IBMA: An Imputation-Based Mixup Augmentation Using Self-Supervised Learning for Time Series Data
Dang Nha Nguyen, Hai Dang Nguyen, Khoa Tho Anh Nguyen
TL;DR
This work tackles the limited augmentation strategies in long sequence time-series forecasting by introducing Imputation-based Mixup Augmentation (IMA), a two-phase framework built on Self-Supervised Reconstruction (SSR) and imputation-based augmentation. By combining imputed data with Mixup, the method creates diverse yet structurally coherent training samples, guiding forecasting models toward better generalization. Evaluations across DLinear, TimesNet, and iTransformer on ETTh1/ETTh2/ETTm1/ETTm2 show consistent improvements, achieving 22 out of 24 gains and 10 best-case results, with notable benefits from the imputation-based approach on the ETT datasets. The approach demonstrates robustness across architectures and datasets, suggesting a promising path for more effective augmentation in time-series forecasting, while also indicating model- and dataset-specific nuances.
Abstract
Data augmentation in time series forecasting plays a crucial role in enhancing model performance by introducing variability while maintaining the underlying temporal patterns.

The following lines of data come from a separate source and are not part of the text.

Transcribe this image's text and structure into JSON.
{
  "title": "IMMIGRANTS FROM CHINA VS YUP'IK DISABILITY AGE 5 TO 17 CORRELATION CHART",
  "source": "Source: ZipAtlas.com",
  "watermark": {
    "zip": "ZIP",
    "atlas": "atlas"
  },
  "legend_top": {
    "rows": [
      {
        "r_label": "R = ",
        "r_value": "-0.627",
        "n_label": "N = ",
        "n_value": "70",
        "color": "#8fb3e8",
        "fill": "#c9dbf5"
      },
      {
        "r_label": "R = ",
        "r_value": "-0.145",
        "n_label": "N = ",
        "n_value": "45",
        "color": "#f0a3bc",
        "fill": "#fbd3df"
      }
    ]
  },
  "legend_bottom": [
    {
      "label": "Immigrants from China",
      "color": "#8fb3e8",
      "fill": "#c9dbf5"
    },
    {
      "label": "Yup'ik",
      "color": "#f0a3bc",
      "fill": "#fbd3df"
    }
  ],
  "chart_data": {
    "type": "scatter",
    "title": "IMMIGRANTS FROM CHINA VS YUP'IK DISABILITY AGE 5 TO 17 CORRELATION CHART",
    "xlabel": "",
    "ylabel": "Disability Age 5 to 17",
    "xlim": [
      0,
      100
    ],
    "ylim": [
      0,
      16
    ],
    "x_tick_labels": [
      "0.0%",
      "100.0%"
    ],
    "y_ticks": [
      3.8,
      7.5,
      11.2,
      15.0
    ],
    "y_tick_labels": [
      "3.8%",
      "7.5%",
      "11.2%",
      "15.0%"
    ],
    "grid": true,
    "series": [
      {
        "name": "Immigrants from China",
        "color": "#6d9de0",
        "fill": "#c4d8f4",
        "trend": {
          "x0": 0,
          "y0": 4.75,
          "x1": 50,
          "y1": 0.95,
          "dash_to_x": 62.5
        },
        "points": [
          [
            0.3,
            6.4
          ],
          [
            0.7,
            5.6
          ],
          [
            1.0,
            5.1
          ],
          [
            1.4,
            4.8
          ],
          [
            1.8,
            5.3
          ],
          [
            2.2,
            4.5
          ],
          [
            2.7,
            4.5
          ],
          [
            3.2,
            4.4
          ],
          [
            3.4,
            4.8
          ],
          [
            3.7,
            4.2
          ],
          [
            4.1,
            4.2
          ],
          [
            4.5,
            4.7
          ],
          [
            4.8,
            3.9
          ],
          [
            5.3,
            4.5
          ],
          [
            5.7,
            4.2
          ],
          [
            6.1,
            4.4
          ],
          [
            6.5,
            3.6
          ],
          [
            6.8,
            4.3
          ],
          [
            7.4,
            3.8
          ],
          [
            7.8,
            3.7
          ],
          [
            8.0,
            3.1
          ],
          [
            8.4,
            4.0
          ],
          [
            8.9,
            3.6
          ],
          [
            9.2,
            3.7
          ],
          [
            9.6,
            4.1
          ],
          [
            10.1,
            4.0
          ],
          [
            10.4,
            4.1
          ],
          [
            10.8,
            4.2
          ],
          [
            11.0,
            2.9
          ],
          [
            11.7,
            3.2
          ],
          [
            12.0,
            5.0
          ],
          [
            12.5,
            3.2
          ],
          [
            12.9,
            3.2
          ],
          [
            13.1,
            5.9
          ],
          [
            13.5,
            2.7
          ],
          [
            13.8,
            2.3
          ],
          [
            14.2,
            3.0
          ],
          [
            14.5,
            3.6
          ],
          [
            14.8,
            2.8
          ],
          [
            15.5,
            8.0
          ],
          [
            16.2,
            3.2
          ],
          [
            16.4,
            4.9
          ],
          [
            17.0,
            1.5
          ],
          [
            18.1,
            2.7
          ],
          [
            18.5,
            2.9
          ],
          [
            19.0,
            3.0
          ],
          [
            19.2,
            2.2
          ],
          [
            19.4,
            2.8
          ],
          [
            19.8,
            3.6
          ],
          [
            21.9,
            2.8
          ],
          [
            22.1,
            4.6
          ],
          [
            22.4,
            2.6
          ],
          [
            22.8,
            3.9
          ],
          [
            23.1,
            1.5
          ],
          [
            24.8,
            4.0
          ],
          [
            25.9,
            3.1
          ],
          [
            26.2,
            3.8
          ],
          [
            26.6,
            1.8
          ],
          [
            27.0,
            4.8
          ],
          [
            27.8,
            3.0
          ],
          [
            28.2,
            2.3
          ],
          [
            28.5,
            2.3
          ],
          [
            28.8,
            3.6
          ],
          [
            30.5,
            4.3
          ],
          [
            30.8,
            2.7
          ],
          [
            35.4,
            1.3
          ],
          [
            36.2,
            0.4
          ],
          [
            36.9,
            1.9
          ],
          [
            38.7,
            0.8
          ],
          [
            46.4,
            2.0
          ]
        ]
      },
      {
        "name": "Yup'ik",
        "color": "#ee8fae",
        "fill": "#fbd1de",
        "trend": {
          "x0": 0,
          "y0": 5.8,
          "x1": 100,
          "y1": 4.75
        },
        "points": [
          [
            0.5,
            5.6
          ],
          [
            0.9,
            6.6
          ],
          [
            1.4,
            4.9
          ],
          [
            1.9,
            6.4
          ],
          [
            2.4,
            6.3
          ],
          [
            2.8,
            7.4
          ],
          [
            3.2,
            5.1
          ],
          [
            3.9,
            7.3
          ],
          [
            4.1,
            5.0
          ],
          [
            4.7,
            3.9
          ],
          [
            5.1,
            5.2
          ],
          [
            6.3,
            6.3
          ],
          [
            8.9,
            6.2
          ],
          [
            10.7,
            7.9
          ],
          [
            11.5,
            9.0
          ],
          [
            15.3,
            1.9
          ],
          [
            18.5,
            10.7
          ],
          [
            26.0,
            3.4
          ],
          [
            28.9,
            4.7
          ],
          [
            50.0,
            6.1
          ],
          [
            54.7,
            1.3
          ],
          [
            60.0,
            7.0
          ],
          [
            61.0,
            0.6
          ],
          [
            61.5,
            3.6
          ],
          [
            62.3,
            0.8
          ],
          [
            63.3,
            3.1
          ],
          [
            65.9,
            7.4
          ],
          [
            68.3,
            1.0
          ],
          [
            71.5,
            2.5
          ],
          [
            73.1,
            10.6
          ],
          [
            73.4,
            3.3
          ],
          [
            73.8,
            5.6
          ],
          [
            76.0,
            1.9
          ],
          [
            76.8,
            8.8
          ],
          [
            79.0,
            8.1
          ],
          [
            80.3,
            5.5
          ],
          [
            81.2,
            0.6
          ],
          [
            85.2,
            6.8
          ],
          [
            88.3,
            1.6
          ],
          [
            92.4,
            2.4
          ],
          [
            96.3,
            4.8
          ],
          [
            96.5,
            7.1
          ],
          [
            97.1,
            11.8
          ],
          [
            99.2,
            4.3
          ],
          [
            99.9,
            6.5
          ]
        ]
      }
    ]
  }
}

However, time series data offers fewer augmentation strategies compared to fields such as image or text, with advanced techniques like Mixup rarely being used. In this work, we propose a novel approach, Imputation-Based Mixup Augmentation (IBMA), which combines Imputation-Augmented data with Mixup augmentation to bolster model generalization and improve forecasting performance. We evaluate the effectiveness of this method across several forecasting models, including DLinear (MLP), TimesNet (CNN), and iTrainformer (Transformer), these models represent some of the most recent advances in time series forecasting. Our experiments, conducted on four datasets (ETTh1, ETTh2, ETTm1, ETTm2) and compared against eight other augmentation techniques, demonstrate that IBMA consistently enhances performance, achieving 22 improvements out of 24 instances, with 10 of those being the best performances, particularly with iTrainformer imputation.